Hannie en Nanda hadden net vorige week een grote voorraad vlees gebraden, ook zoiets wat je op zeker niet kunt invoeren in de USA. Maar Jody heeft helaas maar een kleine vriezer dus dat zal niet lukken.
Na de vistrap rijden we naar de VVV om daar te vragen of er ook een doven associatie is in Whitehorse. Dan willen Hannie en Nanda proberen of ze bij iemand hun vlees achter kunnen laten.
We vragen het aan de mevrouw van de VVV, Yteke genaamd (echt Fries) en als ze ons NL hoort praten schakelt ze over op NL. Ze is in Leeuwarden geboren en op haar 26ste naar Canada verhuisd, voor de rust. Ze gaat voor ons op zoek in de computer maar Nanda zegt tegen mij, misschien mag het wel bij haar, het vlees. Ik vraag het en ze is gelijk enthousiast, het mag, ook weer geregeld.
Dan wandelen we door het stadje, er zijn weer leuke muurschilderingen. Er zijn ook twee houten ‘wolkenkrabbers’ in het Engels ‘skyscrapers’ en een oude houten kerk van eind 1800.

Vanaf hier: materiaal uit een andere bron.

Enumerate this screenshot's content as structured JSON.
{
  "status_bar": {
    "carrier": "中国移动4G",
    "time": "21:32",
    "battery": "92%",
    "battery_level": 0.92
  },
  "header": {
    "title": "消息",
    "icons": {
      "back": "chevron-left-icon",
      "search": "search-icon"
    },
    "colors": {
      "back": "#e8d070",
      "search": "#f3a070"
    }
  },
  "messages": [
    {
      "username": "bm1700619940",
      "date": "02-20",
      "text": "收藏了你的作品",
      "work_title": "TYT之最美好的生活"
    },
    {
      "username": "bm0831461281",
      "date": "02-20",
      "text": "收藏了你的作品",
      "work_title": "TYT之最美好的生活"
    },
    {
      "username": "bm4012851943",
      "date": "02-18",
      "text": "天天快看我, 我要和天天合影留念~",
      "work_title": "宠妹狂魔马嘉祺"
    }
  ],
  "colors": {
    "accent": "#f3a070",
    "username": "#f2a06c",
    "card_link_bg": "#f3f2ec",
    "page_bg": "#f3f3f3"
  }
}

Bij de Walmart hadden ze geen groente en fruit dus lopen we naar de SuperStore. Daar is ook een tankstation en ik ga vragen dat als we diesel komen tanken of we ook onze watertanken mogen vullen, geen probleem.
Tegen 16uur rijden we naar het tankstation maar gaan eerst even douchen en daarna de watertanks vullen. Om 16.30uur gaan we nog een paar uurtjes rijden, de Klondike Hwy op, we verlaten dus tijdelijk de Alaska Hwy. We gaan naar Dawson City een plaatsje uit de Gold Rush tijd. Hier was in 1900 het hoogtepunt voor wat betreft de goud winning.

Onderweg eten we en in het plaatsje Carmacks zoeken we via Maps.me een plekje. Er is een baseball veld maar het plaatsje komt zo armoedig op ons over dat we ons er alle vier niet prettig bij voelen. Slecht onderhouden huizen en auto’s, we gaan verder. Ik had in TomTom al een gratis camping ingebracht in Pelly Crossing maar dat is nog 106km verderop, 1,5 uur rijden.
Onderweg zien we voor en naast ons een inktzwarte lucht met af en toe onweersflitsen. We duiken zo de regen in en op een gegeven moment is het flits-klap, die was dichtbij. Even later rijden we weer in de zon, het gaat af en aan. Voor de rest was het vandaag prachtig weer met een heerlijk zonnetje.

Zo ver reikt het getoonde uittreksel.